One of the dual-language street signs erected in Castlecaulfield

One of the dual-language street signs erected in Castlecaulfield

Mid Ulster District Council has confirmed it considers the erection of dual-language road signs as an "essential service" during the pandemic.

It also confirmed that during the erection of two dual-language signs in Castlecaulfield last week, social distancing measures were adhered to.
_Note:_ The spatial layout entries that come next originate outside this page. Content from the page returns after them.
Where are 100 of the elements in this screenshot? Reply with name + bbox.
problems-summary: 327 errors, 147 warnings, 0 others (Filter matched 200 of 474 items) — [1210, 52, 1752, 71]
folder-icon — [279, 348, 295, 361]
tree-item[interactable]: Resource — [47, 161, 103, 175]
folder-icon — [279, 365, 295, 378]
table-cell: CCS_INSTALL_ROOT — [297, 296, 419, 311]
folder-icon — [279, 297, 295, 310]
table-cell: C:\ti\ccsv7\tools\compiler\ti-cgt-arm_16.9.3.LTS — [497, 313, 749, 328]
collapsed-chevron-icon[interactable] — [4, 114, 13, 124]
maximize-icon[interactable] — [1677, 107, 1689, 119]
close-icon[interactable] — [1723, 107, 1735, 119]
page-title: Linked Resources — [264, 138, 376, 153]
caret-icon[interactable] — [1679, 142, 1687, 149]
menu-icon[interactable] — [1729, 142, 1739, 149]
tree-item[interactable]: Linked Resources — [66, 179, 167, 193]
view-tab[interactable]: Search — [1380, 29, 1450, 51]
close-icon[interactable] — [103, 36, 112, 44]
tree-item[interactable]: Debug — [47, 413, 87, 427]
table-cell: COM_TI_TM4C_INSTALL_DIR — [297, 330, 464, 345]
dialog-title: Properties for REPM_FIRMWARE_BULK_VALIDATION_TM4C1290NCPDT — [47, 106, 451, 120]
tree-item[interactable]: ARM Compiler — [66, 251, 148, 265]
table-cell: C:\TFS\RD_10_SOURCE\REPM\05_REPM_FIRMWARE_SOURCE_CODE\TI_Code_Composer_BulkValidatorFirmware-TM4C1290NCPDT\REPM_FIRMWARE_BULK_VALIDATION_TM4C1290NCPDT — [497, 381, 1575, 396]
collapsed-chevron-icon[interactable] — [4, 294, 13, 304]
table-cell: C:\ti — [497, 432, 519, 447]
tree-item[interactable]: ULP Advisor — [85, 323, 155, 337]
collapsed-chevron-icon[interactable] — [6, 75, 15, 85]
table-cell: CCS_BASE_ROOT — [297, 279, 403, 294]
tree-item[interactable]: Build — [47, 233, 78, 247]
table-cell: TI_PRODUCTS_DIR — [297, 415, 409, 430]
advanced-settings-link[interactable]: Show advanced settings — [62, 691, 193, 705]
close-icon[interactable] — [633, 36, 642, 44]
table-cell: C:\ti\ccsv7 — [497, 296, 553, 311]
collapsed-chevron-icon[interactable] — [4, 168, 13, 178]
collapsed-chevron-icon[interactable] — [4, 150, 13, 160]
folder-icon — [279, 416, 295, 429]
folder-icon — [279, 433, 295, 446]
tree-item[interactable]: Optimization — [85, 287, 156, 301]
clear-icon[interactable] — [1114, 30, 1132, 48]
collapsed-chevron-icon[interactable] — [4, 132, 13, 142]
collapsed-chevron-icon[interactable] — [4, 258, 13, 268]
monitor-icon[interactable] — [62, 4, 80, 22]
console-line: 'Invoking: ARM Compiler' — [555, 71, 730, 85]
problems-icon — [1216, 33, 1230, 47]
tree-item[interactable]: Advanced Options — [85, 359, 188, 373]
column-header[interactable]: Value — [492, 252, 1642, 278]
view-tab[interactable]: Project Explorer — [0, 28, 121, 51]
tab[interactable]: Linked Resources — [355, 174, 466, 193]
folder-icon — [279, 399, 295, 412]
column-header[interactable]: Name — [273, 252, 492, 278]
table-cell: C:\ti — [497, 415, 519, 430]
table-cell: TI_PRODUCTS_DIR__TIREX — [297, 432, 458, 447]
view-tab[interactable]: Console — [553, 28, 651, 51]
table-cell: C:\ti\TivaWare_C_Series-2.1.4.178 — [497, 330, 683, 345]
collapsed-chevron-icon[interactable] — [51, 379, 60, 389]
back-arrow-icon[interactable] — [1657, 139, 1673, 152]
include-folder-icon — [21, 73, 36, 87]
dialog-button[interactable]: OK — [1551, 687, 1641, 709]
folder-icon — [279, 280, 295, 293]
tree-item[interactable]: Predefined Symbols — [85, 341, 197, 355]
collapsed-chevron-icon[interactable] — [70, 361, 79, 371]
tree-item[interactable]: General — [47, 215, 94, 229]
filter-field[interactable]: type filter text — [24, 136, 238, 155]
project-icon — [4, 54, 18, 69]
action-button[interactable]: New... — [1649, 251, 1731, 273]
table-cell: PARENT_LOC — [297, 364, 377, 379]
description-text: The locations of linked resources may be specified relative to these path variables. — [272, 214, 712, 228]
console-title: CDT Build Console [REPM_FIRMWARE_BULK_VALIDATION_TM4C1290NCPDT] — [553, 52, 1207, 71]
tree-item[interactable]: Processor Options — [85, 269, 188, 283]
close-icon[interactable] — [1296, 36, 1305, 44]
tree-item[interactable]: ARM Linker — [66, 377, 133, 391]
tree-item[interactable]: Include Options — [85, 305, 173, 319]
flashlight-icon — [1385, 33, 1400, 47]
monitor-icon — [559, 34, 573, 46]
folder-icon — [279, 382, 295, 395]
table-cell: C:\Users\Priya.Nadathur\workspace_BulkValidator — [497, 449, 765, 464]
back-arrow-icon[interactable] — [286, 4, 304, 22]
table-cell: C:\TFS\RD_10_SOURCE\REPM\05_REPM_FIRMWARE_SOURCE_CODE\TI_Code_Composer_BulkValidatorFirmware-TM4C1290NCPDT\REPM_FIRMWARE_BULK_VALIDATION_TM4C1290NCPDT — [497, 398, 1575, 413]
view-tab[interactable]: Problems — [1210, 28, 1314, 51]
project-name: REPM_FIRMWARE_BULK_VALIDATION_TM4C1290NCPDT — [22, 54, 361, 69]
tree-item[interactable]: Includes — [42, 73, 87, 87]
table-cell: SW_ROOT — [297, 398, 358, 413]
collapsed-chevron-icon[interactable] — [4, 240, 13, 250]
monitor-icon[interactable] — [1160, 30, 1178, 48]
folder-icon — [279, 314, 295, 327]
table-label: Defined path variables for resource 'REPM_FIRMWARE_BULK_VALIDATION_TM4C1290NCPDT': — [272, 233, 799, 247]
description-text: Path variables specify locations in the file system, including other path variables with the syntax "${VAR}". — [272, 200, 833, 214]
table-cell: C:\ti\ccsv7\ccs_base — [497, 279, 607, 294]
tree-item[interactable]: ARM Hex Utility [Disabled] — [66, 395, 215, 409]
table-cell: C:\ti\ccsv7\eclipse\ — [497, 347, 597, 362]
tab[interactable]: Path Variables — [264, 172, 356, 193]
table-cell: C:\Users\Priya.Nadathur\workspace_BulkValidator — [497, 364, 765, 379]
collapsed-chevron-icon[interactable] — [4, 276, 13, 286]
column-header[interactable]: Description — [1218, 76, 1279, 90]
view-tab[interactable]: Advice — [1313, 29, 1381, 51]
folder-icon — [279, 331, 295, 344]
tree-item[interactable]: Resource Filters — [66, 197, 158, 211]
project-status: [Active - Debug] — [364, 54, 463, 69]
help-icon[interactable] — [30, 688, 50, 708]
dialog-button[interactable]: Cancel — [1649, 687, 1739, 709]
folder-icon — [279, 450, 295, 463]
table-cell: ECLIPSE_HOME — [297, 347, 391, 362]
Two street signs on the Annaghmakeown Road in the Co Tyrone village have been replaced with signs displaying the Irish language street name on top and the English language street name below, in accordance with council guidelines.

Many had assumed that with the Stormont Executive advising only essential works should be carried out at this time, dual-language signs would have to wait.

However, a spokesperson for Mid Ulster District Council confirmed the council considers such work essential.

"Where resources and social distancing restrictions allow, we have continued to deliver services, from grass-cutting and litter picking to property management activity," said the spokesman.

"This includes the erection of street name plates which had previously been agreed, ordered and received into stock. Two were erected on the Annaghmakeown Road at a cost of £80."

A survey for these street signs was issued on November 8 last year. A total of 71 surveys were issued. In total, 40 surveys were returned with 38 considered valid. There were only 10 objections to the proposal, with 28 of the surveys returned in favour of the introduction of dual-language street signs.

This meant that 74% of responses were in favour of the proposal and, in accordance with council policy, the signs were erected.